Metals Guide- White Gold

White gold is beautifully elegant and fashionable. Portraying a shiny silvery tone, it makes a lovely alternative to both yellow gold and other white metals such as silver, platinum and palladium.

Gold is naturally yellow and too soft to be crafted into jewellery, so it is mixed with other more durable metals to make a stronger alloy and possibly an alternative colour. To create a silver tone, white gold is alloyed with gold and one (or more) white metals, with nickel, magnesium and palladium being the most common.

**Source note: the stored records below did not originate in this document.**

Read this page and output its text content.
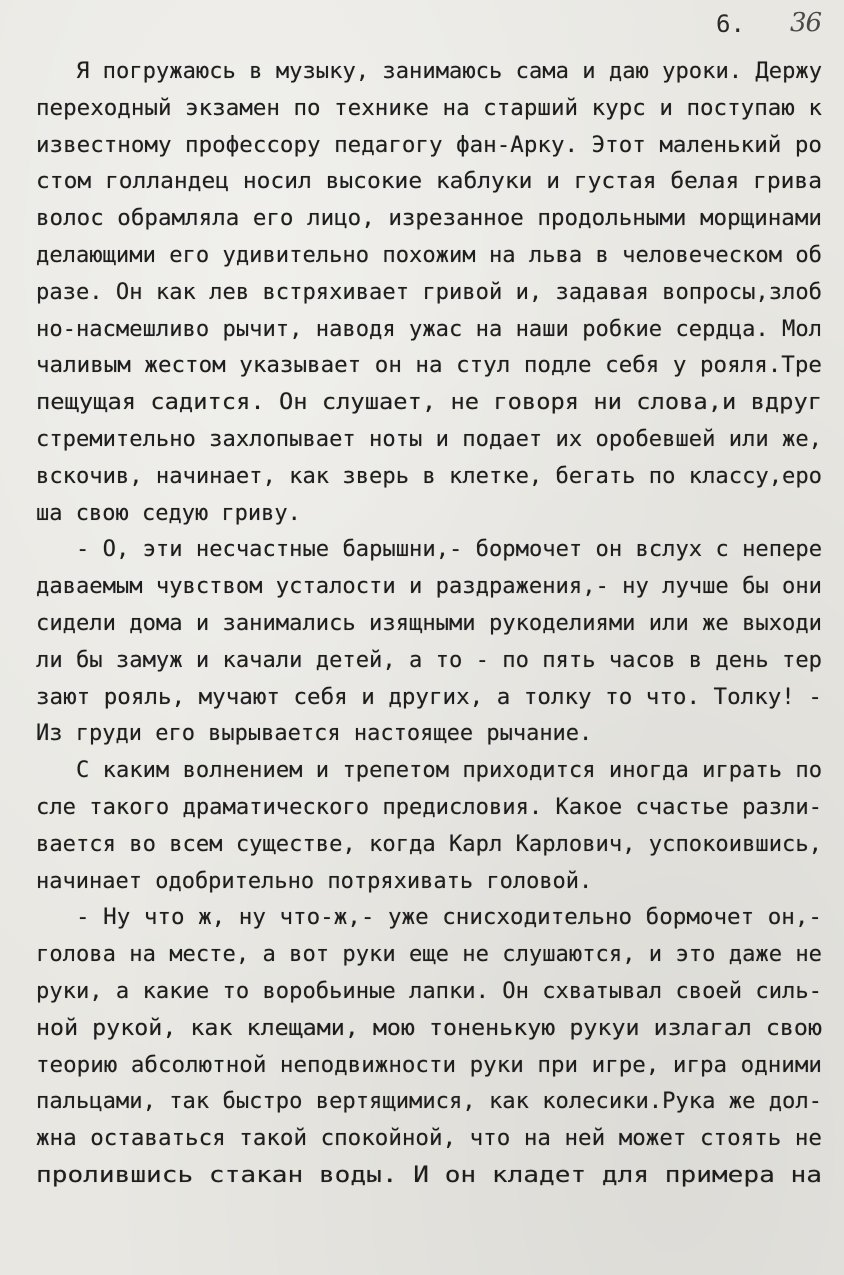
6. 36
Я погружаюсь в музыку, занимаюсь сама и даю уроки. Держу
переходный экзамен по технике на старший курс и поступаю к
известному профессору педагогу фан-Арку. Этот маленький ро
стом голландец носил высокие каблуки и густая белая грива
волос обрамляла его лицо, изрезанное продольными морщинами
делающими его удивительно похожим на льва в человеческом об
разе. Он как лев встряхивает гривой и, задавая вопросы,злоб
но-насмешливо рычит, наводя ужас на наши робкие сердца. Мол
чаливым жестом указывает он на стул подле себя у рояля.Тре
пещущая садится. Он слушает, не говоря ни слова,и вдруг
стремительно захлопывает ноты и подает их оробевшей или же,
вскочив, начинает, как зверь в клетке, бегать по классу,еро
ша свою седую гриву.
- О, эти несчастные барышни,- бормочет он вслух с непере
даваемым чувством усталости и раздражения,- ну лучше бы они
сидели дома и занимались изящными рукоделиями или же выходи
ли бы замуж и качали детей, а то - по пять часов в день тер
зают рояль, мучают себя и других, а толку то что. Толку! -
Из груди его вырывается настоящее рычание.
С каким волнением и трепетом приходится иногда играть по
сле такого драматического предисловия. Какое счастье разли-
вается во всем существе, когда Карл Карлович, успокоившись,
начинает одобрительно потряхивать головой.
- Ну что ж, ну что-ж,- уже снисходительно бормочет он,-
голова на месте, а вот руки еще не слушаются, и это даже не
руки, а какие то воробьиные лапки. Он схватывал своей силь-
ной рукой, как клещами, мою тоненькую рукуи излагал свою
теорию абсолютной неподвижности руки при игре, игра одними
пальцами, так быстро вертящимися, как колесики.Рука же дол-
жна оставаться такой спокойной, что на ней может стоять не
пролившись стакан воды. И он кладет для примера на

First made fashionable in the 1920’s with art deco, white gold jewellery is an affordable alternative to platinum and is tarnish free, making it an ideal material to complement diamonds and other gemstones. White gold is particularly popular for engagement rings, wedding rings and eternity rings.

The colour of white gold is dependent on the amount of pure yellow gold and other metals used to create the alloy. Read our guide on Gold Carats Explained.

The contemporary version of white gold is often enhanced by rhodium plating. Rhodium is a metal from the platinum group that is naturally silver and beautifully bright. Almost all white gold is electro plated with rhodium to hide any staining or browning from the alloying process and to ensure white gold always has a shiny white, polished finish.

Over time, rhodium plating can wear away or scratch if it is repeatedly in contact with other hard items, this varies with the type of jewellery. Earrings for example, are unlikely to come into contact with anything which will wear the plating, but engagement or wedding rings may show signs of wear.

If you find your rhodium plating has worn away slightly, bring it into any H.Samuel store, where we can arrange for it to be re-plated. For more information read our Caring For Your Jewellery Guide.

Even when white gold is rhodium plated, white gold will still be hallmarked in the same way as other gold, ensuring its purity and fineness.